И Мюллер полез на трибуну провозглашать эру учености.
5
Мюллер сидел перед камином в уютном кресле. В соседнем кресле сидела Лайма, на руках у нее дремал маленький Жан. Было тепло, тихо и уютно.
Лайма протянула руку, взяла бокал и пригубила.
— Ты осторожнее, а то молоко испортится, — предупредил жену Мюллер.
— Да куда уж… — неопределенно отозвалась Лайма и махнула рукой. — Я вот думаю, может, совсем перевязаться? Сил уже нет себя ограничивать, а если по капельке — даже тяжелее, чем совсем не пить. Может, ты попросишь Птаага, чтобы он избавил… ну, понимаешь…
Мюллер посмотрел на жену и состроил брезгливую гримасу.
— А жир тебе с жопы не отсосать? — спросил он. — А то чего мелочиться, Птааг хоть и не всесилен, но могуч, чего ему стоит…
Лайма вздохнула и сказала:
— Когда ты так говоришь, я таким говном себя чувствую…
— А когда я молчу, разве нет? — спросил Мюллер. — Жрешь в три горла, бухаешь… Милая, пойми меня правильно, я тебя люблю в любом виде, я когда на тебя смотрю, по-любому вижу ту девчонку, с которой вместе мы Шу говном обкидывали и потом…
— Ах, — вздохнула Лайма и отхлебнула еще вина. — Какие мы тогда были молодые, глупые… А ты не знаешь, что теперь с Кимом? Может, собраться как-нибудь вместе, посидеть в таверне…
Мюллер помрачнел. Взял бутылку, налил себе вина, поколебался, долил жене тоже. Сделал большой глоток и сказал:
— Ким доигрался, еще давно. Помнишь, городская стража наркоманов гоняла?
— А вы разве употребляли? — удивилась Лайма.

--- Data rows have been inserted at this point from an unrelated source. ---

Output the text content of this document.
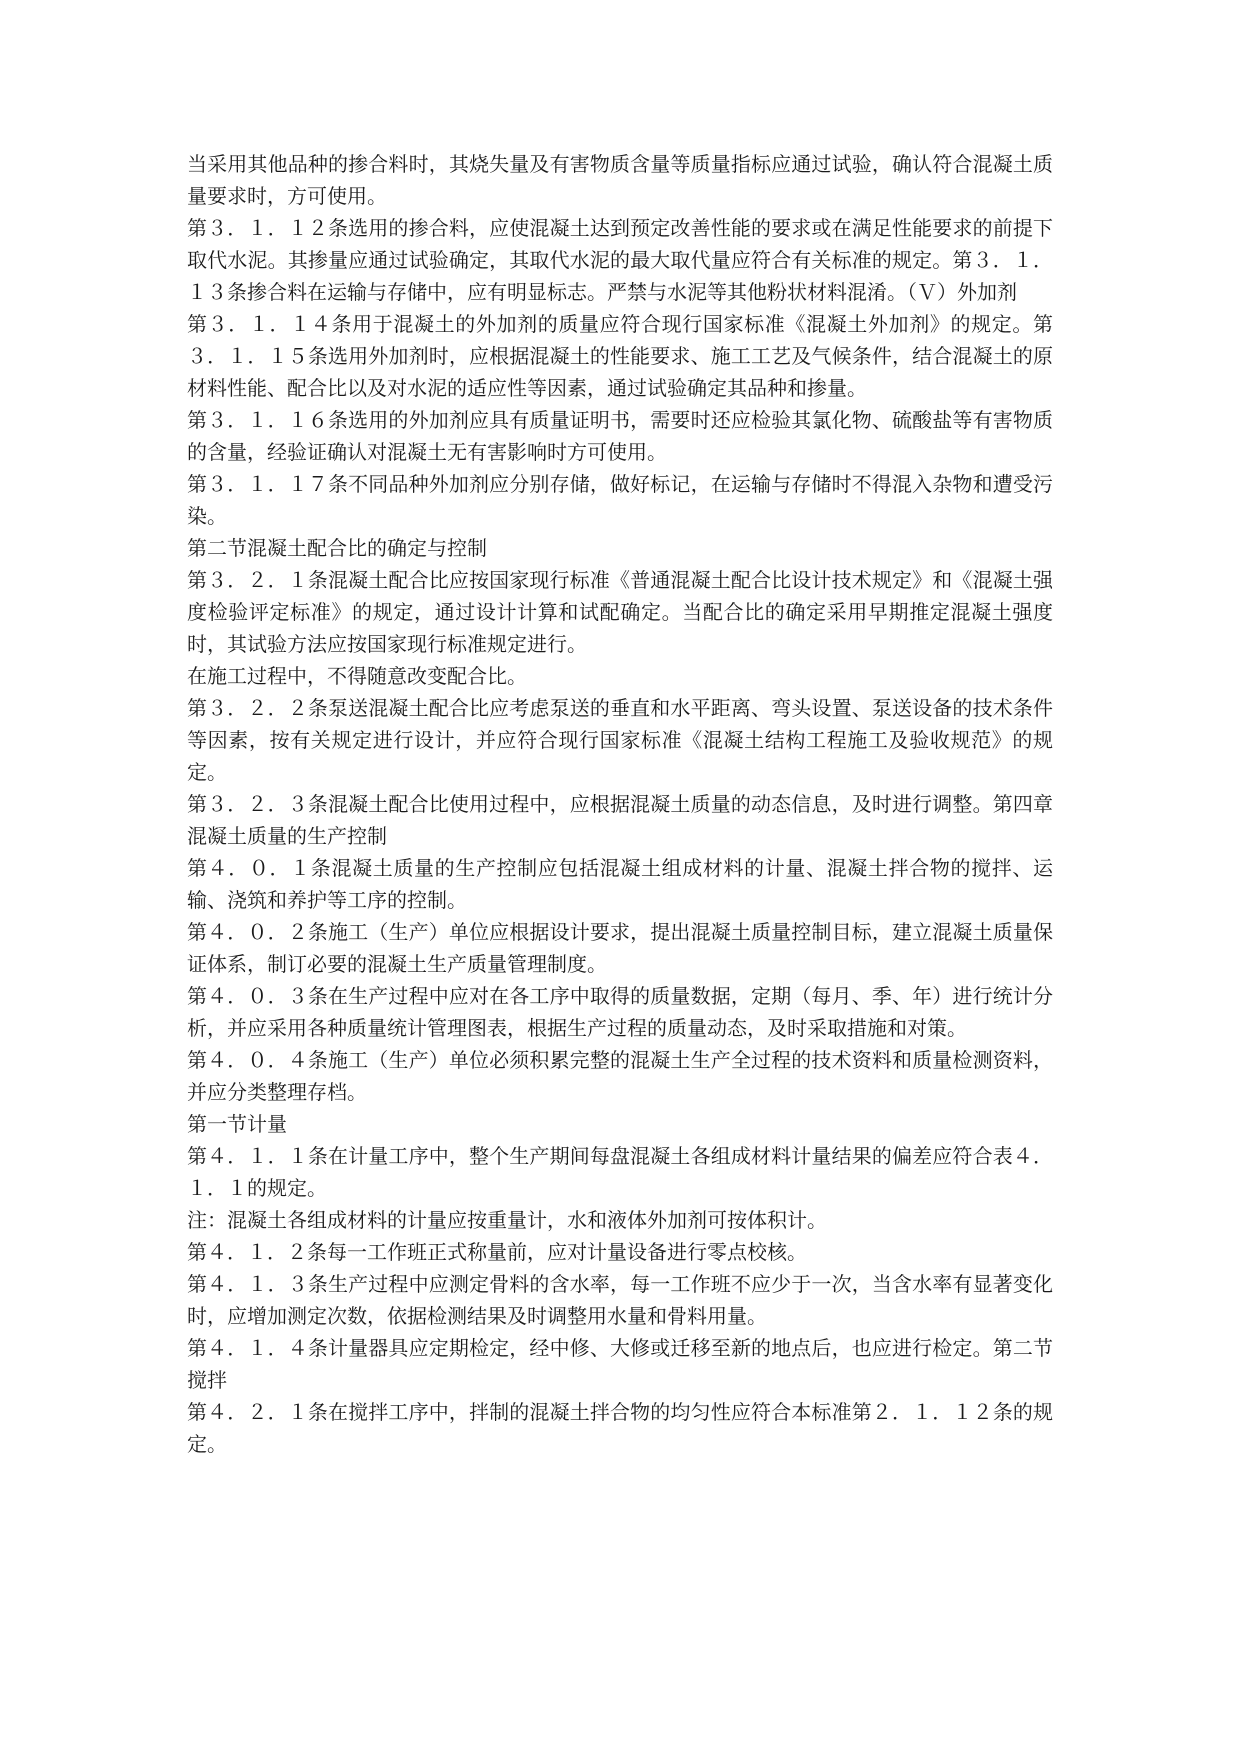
当采用其他品种的掺合料时，其烧失量及有害物质含量等质量指标应通过试验，确认符合混凝土质量要求时，方可使用。

第３．１．１２条选用的掺合料，应使混凝土达到预定改善性能的要求或在满足性能要求的前提下取代水泥。其掺量应通过试验确定，其取代水泥的最大取代量应符合有关标准的规定。第３．１．１３条掺合料在运输与存储中，应有明显标志。严禁与水泥等其他粉状材料混淆。（Ｖ）外加剂

第３．１．１４条用于混凝土的外加剂的质量应符合现行国家标准《混凝土外加剂》的规定。第３．１．１５条选用外加剂时，应根据混凝土的性能要求、施工工艺及气候条件，结合混凝土的原材料性能、配合比以及对水泥的适应性等因素，通过试验确定其品种和掺量。

第３．１．１６条选用的外加剂应具有质量证明书，需要时还应检验其氯化物、硫酸盐等有害物质的含量，经验证确认对混凝土无有害影响时方可使用。

第３．１．１７条不同品种外加剂应分别存储，做好标记，在运输与存储时不得混入杂物和遭受污染。

第二节混凝土配合比的确定与控制

第３．２．１条混凝土配合比应按国家现行标准《普通混凝土配合比设计技术规定》和《混凝土强度检验评定标准》的规定，通过设计计算和试配确定。当配合比的确定采用早期推定混凝土强度时，其试验方法应按国家现行标准规定进行。

在施工过程中，不得随意改变配合比。

第３．２．２条泵送混凝土配合比应考虑泵送的垂直和水平距离、弯头设置、泵送设备的技术条件等因素，按有关规定进行设计，并应符合现行国家标准《混凝土结构工程施工及验收规范》的规定。

第３．２．３条混凝土配合比使用过程中，应根据混凝土质量的动态信息，及时进行调整。第四章混凝土质量的生产控制

第４．０．１条混凝土质量的生产控制应包括混凝土组成材料的计量、混凝土拌合物的搅拌、运输、浇筑和养护等工序的控制。

第４．０．２条施工（生产）单位应根据设计要求，提出混凝土质量控制目标，建立混凝土质量保证体系，制订必要的混凝土生产质量管理制度。

第４．０．３条在生产过程中应对在各工序中取得的质量数据，定期（每月、季、年）进行统计分析，并应采用各种质量统计管理图表，根据生产过程的质量动态，及时采取措施和对策。

第４．０．４条施工（生产）单位必须积累完整的混凝土生产全过程的技术资料和质量检测资料，并应分类整理存档。

第一节计量

第４．１．１条在计量工序中，整个生产期间每盘混凝土各组成材料计量结果的偏差应符合表４．１．１的规定。

注：混凝土各组成材料的计量应按重量计，水和液体外加剂可按体积计。

第４．１．２条每一工作班正式称量前，应对计量设备进行零点校核。

第４．１．３条生产过程中应测定骨料的含水率，每一工作班不应少于一次，当含水率有显著变化时，应增加测定次数，依据检测结果及时调整用水量和骨料用量。

第４．１．４条计量器具应定期检定，经中修、大修或迁移至新的地点后，也应进行检定。第二节搅拌

第４．２．１条在搅拌工序中，拌制的混凝土拌合物的均匀性应符合本标准第２．１．１２条的规定。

— Тогда все употребляли, — сказал Мюллер, при этом на лице его промелькнула улыбка, но сразу погасла. Он продолжил: — Кима продали в заморское рабство.
— Ох, горе-то какое… — вздохнула Лайма. — А ты за него Птаагу молился?
Мюллер помрачнел еще больше.
— Молился, — кивнул он. — Но Птааг сказал, что поможет только мне. Он сказал, что он не Митра, чтобы спасать всех подряд.
— Разве Митра спасает всех подряд? — удивилась Лайма.
— Вот уж не знаю, — пожал плечами Мюллер. — Я Митре молился только два раза в жизни, оба раза без толку. Я вообще не люблю молиться, дурное это дело.
— Не скажи, — возразила Лайма. — В ночь длинных ножей Птааг меня от костра уберег.
— Гм, — сказал Мюллер и отхлебнул еще.